The AI-model showed good accuracy for large structures, but developments are required for smaller ones. Auto-segmentation was significantly faster, with minor differences in dose distribution caused by geometric variations.

摘要

背景与目的

放射治疗中正常组织的保护依赖于精确的轮廓勾画。手动勾画轮廓既耗时又容易受到观察者间差异的影响,而自动勾画轮廓可以优化工作流程并使实践标准化。我们评估了一种基于深度学习的商用磁共振成像(MRI)工具在勾画脑危及器官轮廓方面的准确性。

材料与方法

对30例成人大脑肿瘤患者进行回顾性手动重新勾画轮廓。另外获得了两组结构:人工智能(AI)组和人工智能编辑(AIedit)组(手动校正的自动轮廓)。对于15例选定的病例,针对每组结构优化相同的计划。我们使用骰子相似系数(DSC)和平均表面距离(MSD)进行几何比较,并使用伽马分析和剂量体积直方图比较来评估剂量指标。
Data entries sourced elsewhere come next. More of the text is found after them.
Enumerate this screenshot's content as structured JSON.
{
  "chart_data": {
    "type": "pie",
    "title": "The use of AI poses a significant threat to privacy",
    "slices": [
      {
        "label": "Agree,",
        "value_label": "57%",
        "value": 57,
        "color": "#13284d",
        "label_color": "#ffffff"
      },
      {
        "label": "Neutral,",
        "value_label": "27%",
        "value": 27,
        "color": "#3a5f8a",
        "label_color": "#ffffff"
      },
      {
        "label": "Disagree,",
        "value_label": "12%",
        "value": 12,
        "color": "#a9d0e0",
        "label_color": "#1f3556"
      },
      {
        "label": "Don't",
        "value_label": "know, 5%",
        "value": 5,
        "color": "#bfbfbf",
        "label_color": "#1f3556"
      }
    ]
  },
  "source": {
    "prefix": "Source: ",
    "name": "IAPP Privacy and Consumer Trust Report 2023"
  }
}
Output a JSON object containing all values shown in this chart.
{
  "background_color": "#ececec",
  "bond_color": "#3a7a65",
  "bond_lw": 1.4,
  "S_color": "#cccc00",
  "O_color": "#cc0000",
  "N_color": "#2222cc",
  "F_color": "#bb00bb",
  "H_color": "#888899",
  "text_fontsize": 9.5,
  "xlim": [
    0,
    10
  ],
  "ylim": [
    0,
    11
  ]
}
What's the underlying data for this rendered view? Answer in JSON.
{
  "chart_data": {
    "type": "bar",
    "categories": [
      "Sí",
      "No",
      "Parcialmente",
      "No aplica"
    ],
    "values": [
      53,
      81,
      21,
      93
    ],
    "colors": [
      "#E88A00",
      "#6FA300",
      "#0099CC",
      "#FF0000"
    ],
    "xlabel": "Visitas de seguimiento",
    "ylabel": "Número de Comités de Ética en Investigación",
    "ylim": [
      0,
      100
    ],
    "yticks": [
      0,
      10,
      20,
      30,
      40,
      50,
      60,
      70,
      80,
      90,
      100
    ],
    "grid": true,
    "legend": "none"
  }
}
配对数据采用Wilcoxon符号秩检验,相关性采用Spearman系数(ρ),并使用Bland-Altman图评估一致性水平。

结果

自动勾画轮廓明显比手动勾画更快(1.1/20分钟,p < 0.01)。AI组的DSC中位数和MSD分别为0.7/0.9毫米,AIedit组为0.8/0.5毫米。DSC与结构大小显著相关(ρ = 0.76,p < 0.01),大结构的DSC更高。Plan_AI组的伽马通过率中位数为74%(71 - 81%),Plan_AIedit组为82%(75 - 86%),与DSC或MSD均无相关性。Dmean_AI与Dmean_Ref之间的差异≤0.2 Gy(p < 0.05)。剂量差异与DSC呈中度相关。Bland Altman图显示AI与参考Dmean/Dmax之间的差异极小(0.1/0)。

结论

AI模型对大结构显示出良好的准确性,但对较小结构仍需改进。自动分割明显更快,几何变化引起的剂量分布差异较小。